Although GAD was once thought to be a relatively minor problem that was not associated with a high degree of distress and impairment, recent data indicates that this is not the case, because of its high comorbidity with other psychiatric illnesses. Research has routinely shown that GAD rarely present in isolation. Community surveys indicate that 80 90% of persons with GAD have a history of some other mental disorder at some point in their lives. The NCS estimated that 65% of persons with current GAD had at least one other disorder at the time of assessment. The "pure" GAD without comorbid psychiatric disorders constitute only about one third of the total prevalence.

The most common comorbid condition associated with GAD is major depressive disorder (MDD) as estimated about 42%. Results from the National comorbidity survey (NCS) found that 58% of respondents who had a life time prevalence of MDD suffered from an anxiety disorder as well.

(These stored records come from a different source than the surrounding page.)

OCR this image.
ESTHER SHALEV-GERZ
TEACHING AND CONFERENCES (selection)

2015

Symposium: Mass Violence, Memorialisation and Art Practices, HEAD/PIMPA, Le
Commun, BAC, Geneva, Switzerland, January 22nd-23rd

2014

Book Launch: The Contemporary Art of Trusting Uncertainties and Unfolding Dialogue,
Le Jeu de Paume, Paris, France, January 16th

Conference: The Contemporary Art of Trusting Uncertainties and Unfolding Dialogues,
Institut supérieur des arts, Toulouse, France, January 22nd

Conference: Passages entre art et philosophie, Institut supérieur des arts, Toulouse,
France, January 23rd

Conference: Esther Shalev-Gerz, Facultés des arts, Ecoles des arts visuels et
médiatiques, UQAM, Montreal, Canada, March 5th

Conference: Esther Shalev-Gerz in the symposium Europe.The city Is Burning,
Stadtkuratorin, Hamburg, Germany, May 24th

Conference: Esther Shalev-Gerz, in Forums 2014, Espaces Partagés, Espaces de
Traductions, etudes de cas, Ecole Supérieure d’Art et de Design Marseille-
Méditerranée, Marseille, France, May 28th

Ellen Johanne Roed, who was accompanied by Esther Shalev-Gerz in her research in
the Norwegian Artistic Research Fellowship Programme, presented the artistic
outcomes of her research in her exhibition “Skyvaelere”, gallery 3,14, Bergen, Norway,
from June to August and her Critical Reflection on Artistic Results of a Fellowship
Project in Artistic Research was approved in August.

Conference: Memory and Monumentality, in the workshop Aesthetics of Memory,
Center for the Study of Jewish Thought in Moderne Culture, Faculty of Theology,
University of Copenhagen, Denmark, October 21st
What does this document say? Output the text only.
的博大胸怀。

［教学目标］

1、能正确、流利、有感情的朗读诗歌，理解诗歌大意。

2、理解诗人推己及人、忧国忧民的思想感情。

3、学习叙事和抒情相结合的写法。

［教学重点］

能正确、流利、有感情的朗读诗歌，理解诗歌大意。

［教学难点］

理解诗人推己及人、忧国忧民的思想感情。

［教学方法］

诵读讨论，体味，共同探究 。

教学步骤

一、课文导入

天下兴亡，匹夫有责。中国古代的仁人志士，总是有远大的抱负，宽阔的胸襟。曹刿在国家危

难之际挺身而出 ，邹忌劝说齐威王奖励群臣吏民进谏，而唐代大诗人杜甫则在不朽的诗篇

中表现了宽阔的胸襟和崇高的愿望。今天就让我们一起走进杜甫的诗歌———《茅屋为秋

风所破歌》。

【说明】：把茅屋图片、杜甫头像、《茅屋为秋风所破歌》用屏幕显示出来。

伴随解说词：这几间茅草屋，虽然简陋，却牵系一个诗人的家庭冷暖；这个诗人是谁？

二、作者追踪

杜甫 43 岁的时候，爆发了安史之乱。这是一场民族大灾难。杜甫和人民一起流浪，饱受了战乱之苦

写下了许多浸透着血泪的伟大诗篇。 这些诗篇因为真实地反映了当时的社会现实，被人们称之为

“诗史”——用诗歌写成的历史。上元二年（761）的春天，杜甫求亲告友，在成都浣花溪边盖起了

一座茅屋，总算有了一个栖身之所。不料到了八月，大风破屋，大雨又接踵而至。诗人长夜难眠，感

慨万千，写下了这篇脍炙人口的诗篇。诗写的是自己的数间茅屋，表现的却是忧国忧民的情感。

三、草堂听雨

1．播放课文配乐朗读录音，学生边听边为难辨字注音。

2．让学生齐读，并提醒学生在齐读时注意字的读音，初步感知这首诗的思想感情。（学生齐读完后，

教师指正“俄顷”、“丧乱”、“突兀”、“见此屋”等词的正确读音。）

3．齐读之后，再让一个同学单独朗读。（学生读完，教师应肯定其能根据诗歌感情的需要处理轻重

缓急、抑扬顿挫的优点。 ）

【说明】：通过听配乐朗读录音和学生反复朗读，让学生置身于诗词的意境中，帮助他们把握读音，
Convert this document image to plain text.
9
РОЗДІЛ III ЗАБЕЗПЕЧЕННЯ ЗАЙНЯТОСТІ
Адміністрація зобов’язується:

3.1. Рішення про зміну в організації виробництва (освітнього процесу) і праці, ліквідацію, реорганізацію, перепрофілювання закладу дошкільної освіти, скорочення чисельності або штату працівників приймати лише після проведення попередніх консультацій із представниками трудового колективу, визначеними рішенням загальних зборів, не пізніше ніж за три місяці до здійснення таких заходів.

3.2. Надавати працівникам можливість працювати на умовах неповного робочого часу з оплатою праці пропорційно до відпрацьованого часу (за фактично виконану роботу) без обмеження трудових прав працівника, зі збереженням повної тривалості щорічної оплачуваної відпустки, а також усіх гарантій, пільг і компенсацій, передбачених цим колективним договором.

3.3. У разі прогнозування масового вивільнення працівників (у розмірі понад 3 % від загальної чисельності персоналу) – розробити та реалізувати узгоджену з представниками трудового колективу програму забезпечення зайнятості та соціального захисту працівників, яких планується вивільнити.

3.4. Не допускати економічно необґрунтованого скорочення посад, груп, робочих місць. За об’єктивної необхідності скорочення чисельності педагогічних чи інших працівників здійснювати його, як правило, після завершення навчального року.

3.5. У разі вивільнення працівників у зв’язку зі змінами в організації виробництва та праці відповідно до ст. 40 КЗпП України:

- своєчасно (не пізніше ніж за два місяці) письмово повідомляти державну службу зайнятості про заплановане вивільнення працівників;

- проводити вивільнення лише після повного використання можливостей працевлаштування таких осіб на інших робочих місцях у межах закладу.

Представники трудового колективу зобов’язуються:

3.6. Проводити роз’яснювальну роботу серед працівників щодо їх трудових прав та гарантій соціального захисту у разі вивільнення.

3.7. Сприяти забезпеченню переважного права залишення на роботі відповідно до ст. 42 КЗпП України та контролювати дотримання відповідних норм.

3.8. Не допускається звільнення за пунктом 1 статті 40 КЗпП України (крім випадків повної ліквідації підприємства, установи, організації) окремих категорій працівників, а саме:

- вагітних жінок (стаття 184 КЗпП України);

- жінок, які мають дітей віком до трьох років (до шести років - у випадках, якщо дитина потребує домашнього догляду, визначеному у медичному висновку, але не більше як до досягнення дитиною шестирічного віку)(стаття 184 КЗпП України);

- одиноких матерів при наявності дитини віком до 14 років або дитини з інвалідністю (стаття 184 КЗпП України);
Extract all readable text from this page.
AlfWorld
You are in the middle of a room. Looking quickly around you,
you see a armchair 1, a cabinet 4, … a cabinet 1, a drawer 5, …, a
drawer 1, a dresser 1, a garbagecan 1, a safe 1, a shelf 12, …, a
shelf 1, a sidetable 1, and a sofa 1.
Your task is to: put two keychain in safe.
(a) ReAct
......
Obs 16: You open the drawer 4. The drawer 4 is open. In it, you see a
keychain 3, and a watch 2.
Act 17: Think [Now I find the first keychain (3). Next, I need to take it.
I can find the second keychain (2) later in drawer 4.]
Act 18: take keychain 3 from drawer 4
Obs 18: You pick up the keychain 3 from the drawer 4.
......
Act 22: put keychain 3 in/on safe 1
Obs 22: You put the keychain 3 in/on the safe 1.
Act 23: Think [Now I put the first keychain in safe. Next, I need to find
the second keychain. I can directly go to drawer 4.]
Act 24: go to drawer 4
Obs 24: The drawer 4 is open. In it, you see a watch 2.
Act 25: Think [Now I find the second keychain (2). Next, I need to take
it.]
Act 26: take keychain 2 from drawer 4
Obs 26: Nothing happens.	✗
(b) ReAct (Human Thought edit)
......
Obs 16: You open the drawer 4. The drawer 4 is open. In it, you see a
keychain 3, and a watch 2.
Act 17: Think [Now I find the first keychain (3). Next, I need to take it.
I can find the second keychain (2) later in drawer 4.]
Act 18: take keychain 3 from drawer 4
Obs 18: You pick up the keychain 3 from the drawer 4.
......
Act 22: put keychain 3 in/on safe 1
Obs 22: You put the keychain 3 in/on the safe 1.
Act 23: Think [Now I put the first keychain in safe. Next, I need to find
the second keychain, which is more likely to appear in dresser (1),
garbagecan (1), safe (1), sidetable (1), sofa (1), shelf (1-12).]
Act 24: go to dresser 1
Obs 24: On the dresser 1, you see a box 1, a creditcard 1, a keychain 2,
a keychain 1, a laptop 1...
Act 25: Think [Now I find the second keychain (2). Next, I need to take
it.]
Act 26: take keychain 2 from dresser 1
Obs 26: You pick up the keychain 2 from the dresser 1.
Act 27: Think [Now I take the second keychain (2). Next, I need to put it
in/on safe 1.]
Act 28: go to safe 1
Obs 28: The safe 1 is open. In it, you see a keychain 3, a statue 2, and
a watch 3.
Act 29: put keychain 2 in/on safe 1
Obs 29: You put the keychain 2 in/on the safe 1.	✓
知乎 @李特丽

The other commonly diagnosed comorbid mental disorders with GAD include social phobia (23%), dysthymia (22%), specific phobia, and panic disorder (11%), post traumatic stress disorder (PTSD) and obsessive compulsive disorder (OCD) (6.5%). Substance abuse disordersare also a common comorbid condition (16%) in current GAD as suggested by NCS. GAD is also highly comorbid with chronic medical conditions including coronary heart disease, hypertension, asthma and diabetes mellitus.

In an ongoing longitudinal naturalistic study of anxiety disorder in primary care setting, 36% of patients with GAD had 1 other anxiety disorders, 14 % had 2 others and 4% had 3 others. Forty one subjects with anxiety had comorbid major depression.